Por culpa de aquella penumbra, nunca pude, a decir verdad, observar cómodamente a Pomone y, pese a haber tenido largas conversaciones juntos, a haber colaborado incluso durante un tiempo y a haberme hecho toda clase de proposiciones y toda clase de otras confidencias peli­grosas, me resultaría imposible reconocerlo hoy, si me lo encontrara en el infierno.

Recuerdo sólo que los aficionados furtivos que espera­ban su turno en el salón se mantenían siempre muy cir­cunspectos, ninguna familiaridad entre ellos, hay que re­conocerlo, la reserva en persona, como en la consulta de un dentista al que no le gustara nada el ruido ni la luz.

Fue gracias a un estudiante de medicina como conocí a Pomone.
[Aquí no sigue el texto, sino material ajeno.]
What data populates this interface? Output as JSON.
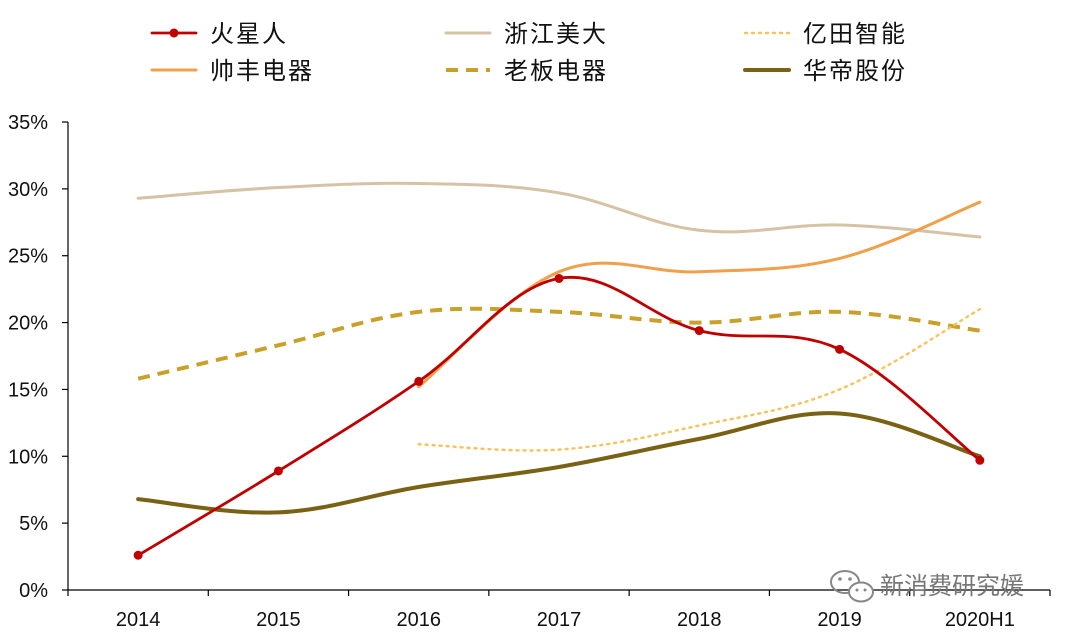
{
  "chart_data": {
    "type": "line",
    "categories": [
      "2014",
      "2015",
      "2016",
      "2017",
      "2018",
      "2019",
      "2020H1"
    ],
    "ylim": [
      0,
      35
    ],
    "y_ticks": [
      "0%",
      "5%",
      "10%",
      "15%",
      "20%",
      "25%",
      "30%",
      "35%"
    ],
    "legend_position": "top",
    "series": [
      {
        "name": "火星人",
        "color": "#c00000",
        "style": "solid-markers",
        "values": [
          2.6,
          8.9,
          15.6,
          23.3,
          19.4,
          18.0,
          9.7
        ]
      },
      {
        "name": "浙江美大",
        "color": "#d6c3a5",
        "style": "solid",
        "values": [
          29.3,
          30.1,
          30.4,
          29.7,
          26.9,
          27.3,
          26.4
        ]
      },
      {
        "name": "亿田智能",
        "color": "#f4c55c",
        "style": "dotted",
        "values": [
          null,
          null,
          10.9,
          10.5,
          12.3,
          15.0,
          21.0
        ]
      },
      {
        "name": "帅丰电器",
        "color": "#f0a04b",
        "style": "solid",
        "values": [
          null,
          null,
          15.2,
          23.8,
          23.8,
          24.8,
          29.0
        ]
      },
      {
        "name": "老板电器",
        "color": "#c8a02a",
        "style": "dashed",
        "values": [
          15.8,
          18.3,
          20.8,
          20.8,
          20.0,
          20.8,
          19.4
        ]
      },
      {
        "name": "华帝股份",
        "color": "#7a6214",
        "style": "thick",
        "values": [
          6.8,
          5.8,
          7.7,
          9.2,
          11.3,
          13.2,
          10.0
        ]
      }
    ]
  },
  "watermark": {
    "text": "新消费研究媛",
    "icon": "wechat-icon"
  }
}
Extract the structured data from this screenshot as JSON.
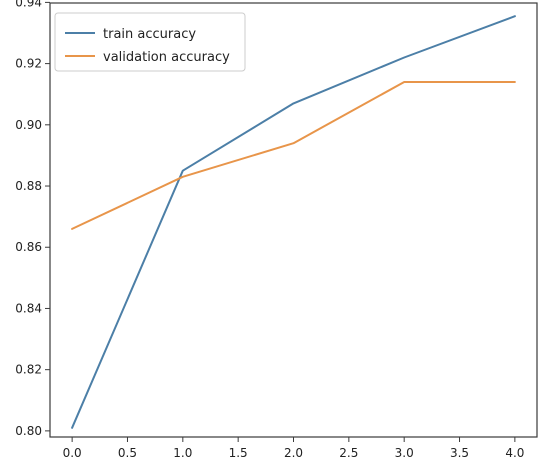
{
  "chart_data": {
    "type": "line",
    "title": "",
    "xlabel": "",
    "ylabel": "",
    "x": [
      0.0,
      1.0,
      2.0,
      3.0,
      4.0
    ],
    "series": [
      {
        "name": "train accuracy",
        "color": "#4c7fa7",
        "values": [
          0.801,
          0.885,
          0.907,
          0.922,
          0.9355
        ]
      },
      {
        "name": "validation accuracy",
        "color": "#e8954a",
        "values": [
          0.866,
          0.883,
          0.894,
          0.914,
          0.914
        ]
      }
    ],
    "xlim": [
      -0.2,
      4.2
    ],
    "ylim": [
      0.798,
      0.9398
    ],
    "xticks": [
      0.0,
      0.5,
      1.0,
      1.5,
      2.0,
      2.5,
      3.0,
      3.5,
      4.0
    ],
    "xtick_labels": [
      "0.0",
      "0.5",
      "1.0",
      "1.5",
      "2.0",
      "2.5",
      "3.0",
      "3.5",
      "4.0"
    ],
    "yticks": [
      0.8,
      0.82,
      0.84,
      0.86,
      0.88,
      0.9,
      0.92,
      0.94
    ],
    "ytick_labels": [
      "0.80",
      "0.82",
      "0.84",
      "0.86",
      "0.88",
      "0.90",
      "0.92",
      "0.94"
    ],
    "grid": false,
    "legend": {
      "position": "top-left",
      "entries": [
        "train accuracy",
        "validation accuracy"
      ]
    }
  }
}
Frecuentaba la casa, el estudiante, para ganarse un complemento, gracias a que tenía, el muy potrudo, un pene formidable. Lo llamaban, al estudiante, para animar con su estupendo chuzo veladas muy íntimas, en las afueras. Sobre todo las damas, las que no creían que se pudiera tener «uno así de gordo», lo festejaban. Divaga­ciones de chiquillas aventajadas. En los registros de la policía figuraba, nuestro estudiante, con un seudónimo terrible: ¡Baltasar!

Los clientes que esperaban difícilmente trababan con­versación. El dolor se exhibe, mientras que el placer y la necesidad dan vergüenza.